Morrison è il quinto primo ministro che rischia grosso a causa delle politiche ambientali: Kevin Rudd aveva promesso troppo al riguardo e, appena ha cercato di riaggiustare il tiro (su consiglio di stretti collaboratori come Julia Gillard e Bill Shorten) dopo il fallimento del vertice di Copenaghen di gennaio 2010, i sondaggi sono scesi in picchiata e il suo stesso partito ha colto l’occasione per sbarazzarsi di un leader che avevano accettato per pura necessità, senza alcuna passione; Gillard non si è mai ripresa dall’introduzione, esclusa durante la campagna elettorale, della ‘carbon tax’;  il ‘negazionismo climatico’ di Tony Abbott è stato indubbiamente il filo conduttore dei trenta sondaggi negativi che hanno portato alla Lodge Malcolm Turnbull, caduto sotto il peso del NEG (il piano energetico National Energy Guarantee) che i laburisti hanno ‘usato’ con grande maestria politica. Hanno infatti reso la sua approvazione praticamente impossibile, con una campagna degna del miglior Abbott (il signor ‘no’ per eccellenza per semplice scelta tattica), anche se alla fine erano perfettamente d’accordo sull’idea tanto da riproporla quasi interamente nella campagna dello scorso anno. Un ‘no’ anti-Turnbull, come ammesso ieri in un’intervista televisiva dal viceleader laburista Richard Marles, che ha messo in evidenza, tra mille avvitamenti e contorsioni, quanto difficile sia per entrambi i maggiori partiti fare i conti con le realtà economiche e sociali del Paese (specie di certe aree del Paese) e le esigenze di affrontare il fenomeno dei cambiamenti climatici.  Un problema molto più evidente in casa liberal-nazionale data la presenza, seppur limitata,  di scettici che non sembrano più intenzionati a stare nell’ombra.

Ecco quindi Morrison davanti ad una sfida estremamente rischiosa, che metterà a dura prova la sua statura di leader: nelle prossime settimane annuncerà un nuovo programma energetico che dovrà cercare di ‘accontentare’ un po’ tutti, tenendo ben conto la realtà di una graduale rinuncia al carbone, ma spalmata in tempi sufficientemente lunghi (ammessi a denti stretti, parlando di decenni, dallo stesso Marles, che non è riuscito a nascondere che anche i laburisti hanno i loro tormenti programmatici, evitando di rispondere con un semplice  ‘sì o no’ alla possibile apertura di nuove minieredi carbone in Queensland) da non compromettere entrate e offerta d’impiego. Un programma improntato sulle nuove tecnologie, ma sempre all’insegna della sostenibilità economica e dei traguardi raggiungibili in linea col resto del mondo. Compromessi insomma nel tentativo di cambiare un po’ registro perché il Paese lo chiede, ma cambiare senza strappi e brusche accelerazioni come lo stesso Paese ha chiesto lo scorso maggio e come esigono certe esigenze pratiche, economico-finanziarie e politiche.

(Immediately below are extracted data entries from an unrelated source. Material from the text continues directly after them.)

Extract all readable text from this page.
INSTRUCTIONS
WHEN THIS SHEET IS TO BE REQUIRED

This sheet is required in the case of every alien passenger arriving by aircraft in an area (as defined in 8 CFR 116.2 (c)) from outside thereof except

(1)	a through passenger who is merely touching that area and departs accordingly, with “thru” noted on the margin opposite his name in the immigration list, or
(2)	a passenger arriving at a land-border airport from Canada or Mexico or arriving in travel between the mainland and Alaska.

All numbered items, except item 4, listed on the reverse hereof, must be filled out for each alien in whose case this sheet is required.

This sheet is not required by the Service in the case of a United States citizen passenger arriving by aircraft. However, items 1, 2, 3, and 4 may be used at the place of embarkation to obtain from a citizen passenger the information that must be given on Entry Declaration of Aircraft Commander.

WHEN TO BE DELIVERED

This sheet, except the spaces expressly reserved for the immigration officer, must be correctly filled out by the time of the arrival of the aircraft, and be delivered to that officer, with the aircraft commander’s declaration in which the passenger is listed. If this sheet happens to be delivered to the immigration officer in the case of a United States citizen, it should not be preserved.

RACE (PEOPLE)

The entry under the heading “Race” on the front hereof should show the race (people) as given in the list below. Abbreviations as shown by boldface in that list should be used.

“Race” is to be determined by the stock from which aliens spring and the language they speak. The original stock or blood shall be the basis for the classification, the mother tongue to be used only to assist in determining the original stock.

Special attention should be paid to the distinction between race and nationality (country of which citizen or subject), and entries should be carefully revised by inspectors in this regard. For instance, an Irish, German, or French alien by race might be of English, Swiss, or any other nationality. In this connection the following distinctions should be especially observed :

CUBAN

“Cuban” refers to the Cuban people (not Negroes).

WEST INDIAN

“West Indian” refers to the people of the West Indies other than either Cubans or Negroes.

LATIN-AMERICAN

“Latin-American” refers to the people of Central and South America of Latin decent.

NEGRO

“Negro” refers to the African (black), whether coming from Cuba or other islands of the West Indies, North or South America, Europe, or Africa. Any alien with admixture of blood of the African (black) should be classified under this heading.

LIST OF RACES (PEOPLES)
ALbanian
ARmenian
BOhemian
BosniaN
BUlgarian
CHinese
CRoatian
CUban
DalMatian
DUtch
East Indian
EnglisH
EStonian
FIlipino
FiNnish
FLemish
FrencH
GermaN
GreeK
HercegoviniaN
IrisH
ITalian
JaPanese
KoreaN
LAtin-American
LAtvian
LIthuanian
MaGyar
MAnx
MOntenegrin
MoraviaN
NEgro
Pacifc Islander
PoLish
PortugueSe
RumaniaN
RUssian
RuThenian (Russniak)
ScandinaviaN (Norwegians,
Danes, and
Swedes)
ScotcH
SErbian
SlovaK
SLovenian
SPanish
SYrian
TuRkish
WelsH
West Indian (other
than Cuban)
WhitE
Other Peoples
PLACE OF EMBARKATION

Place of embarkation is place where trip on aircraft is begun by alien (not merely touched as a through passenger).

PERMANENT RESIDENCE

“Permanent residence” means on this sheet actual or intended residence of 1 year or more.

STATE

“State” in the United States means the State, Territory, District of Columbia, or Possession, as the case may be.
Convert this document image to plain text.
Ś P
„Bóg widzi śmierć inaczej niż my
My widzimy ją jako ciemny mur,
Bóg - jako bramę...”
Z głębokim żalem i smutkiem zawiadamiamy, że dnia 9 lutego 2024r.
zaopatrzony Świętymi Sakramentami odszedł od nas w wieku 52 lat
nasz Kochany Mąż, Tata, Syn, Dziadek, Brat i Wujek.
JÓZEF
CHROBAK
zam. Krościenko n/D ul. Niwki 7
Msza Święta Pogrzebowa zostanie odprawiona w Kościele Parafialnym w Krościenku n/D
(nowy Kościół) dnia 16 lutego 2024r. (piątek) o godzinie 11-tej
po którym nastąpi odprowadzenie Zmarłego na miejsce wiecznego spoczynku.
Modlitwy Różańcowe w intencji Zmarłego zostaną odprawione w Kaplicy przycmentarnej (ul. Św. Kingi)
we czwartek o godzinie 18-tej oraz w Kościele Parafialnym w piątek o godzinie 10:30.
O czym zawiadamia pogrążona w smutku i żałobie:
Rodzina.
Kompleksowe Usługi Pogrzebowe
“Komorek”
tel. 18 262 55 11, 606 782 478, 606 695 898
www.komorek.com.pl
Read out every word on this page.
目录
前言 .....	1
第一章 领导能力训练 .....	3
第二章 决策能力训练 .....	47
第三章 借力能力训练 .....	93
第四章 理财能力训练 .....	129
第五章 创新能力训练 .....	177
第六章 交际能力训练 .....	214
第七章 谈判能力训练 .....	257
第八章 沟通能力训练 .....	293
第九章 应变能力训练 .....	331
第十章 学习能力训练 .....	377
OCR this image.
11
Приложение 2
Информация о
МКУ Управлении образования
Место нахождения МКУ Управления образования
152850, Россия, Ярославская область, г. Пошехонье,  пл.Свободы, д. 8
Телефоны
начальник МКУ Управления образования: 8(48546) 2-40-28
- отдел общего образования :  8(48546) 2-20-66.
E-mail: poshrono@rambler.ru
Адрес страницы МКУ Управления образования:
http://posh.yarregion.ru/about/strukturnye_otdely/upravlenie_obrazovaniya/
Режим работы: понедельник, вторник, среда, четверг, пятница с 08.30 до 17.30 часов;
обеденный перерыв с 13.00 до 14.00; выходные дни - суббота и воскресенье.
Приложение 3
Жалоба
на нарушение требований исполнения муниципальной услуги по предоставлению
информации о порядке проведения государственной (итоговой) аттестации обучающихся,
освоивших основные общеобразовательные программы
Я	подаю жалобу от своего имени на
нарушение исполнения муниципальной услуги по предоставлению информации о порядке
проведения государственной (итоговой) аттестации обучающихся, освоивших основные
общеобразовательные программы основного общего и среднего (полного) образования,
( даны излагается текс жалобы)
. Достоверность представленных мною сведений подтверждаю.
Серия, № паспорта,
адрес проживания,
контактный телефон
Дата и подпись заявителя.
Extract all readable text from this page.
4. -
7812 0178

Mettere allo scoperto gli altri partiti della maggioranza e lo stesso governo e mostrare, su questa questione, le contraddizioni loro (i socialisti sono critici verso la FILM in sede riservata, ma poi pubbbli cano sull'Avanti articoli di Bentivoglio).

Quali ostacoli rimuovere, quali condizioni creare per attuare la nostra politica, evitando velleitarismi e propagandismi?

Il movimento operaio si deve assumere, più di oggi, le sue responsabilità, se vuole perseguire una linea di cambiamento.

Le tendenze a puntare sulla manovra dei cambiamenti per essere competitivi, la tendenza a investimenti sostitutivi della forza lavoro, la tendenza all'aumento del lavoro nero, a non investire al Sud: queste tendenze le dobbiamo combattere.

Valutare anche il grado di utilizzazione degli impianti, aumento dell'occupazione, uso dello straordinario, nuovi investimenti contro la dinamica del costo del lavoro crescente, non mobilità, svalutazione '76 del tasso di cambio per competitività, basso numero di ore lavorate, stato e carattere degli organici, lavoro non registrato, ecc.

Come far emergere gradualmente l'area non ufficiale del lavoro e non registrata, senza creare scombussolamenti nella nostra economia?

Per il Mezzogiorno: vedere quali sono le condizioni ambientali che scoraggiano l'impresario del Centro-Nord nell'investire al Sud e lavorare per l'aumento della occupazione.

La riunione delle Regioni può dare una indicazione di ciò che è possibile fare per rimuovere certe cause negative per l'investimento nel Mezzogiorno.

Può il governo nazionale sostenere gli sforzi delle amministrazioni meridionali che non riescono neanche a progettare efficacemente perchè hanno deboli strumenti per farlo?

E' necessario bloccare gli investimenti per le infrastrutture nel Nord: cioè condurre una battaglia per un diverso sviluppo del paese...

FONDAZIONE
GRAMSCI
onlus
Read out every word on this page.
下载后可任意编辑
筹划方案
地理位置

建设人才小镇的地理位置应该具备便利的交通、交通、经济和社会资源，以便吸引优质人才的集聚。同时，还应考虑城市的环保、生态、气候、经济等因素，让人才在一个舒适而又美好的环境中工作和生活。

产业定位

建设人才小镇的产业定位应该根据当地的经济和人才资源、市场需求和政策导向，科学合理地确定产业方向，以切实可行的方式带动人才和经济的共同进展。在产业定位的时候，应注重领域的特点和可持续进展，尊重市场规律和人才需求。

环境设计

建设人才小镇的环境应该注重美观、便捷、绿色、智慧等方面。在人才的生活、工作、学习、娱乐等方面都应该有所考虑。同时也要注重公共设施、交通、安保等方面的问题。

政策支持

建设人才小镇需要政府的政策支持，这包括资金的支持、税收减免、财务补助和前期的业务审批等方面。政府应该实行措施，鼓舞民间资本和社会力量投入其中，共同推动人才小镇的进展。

Morrison ha sbagliato sugli incendi, ha risposto con maggiore prontezza all’emergenza del coronavirus (anche se il problema è tutt’altro che risolto), ma forse poteva fare qualcosa di più per ciò che riguarda la crisi dei Nazionali (la scelta di McCormack di premiare esclusivamente i suoi sostenitori non l’aiuteranno). Meno male, per il primo ministro, che è arrivato il presidente indonesiano Joko Widodo a regalare una breve tregua dopo il via libera dato, giovedì scorso, da Giacarta all’accordo di partnership economica (Indonesia Australia-Comprehensive Economic Partnership Agreement, IA-CEPA). Una breve ma importante boccata d’ossigeno e i riflettori per un ‘attimo’ spostati su qualcun altro.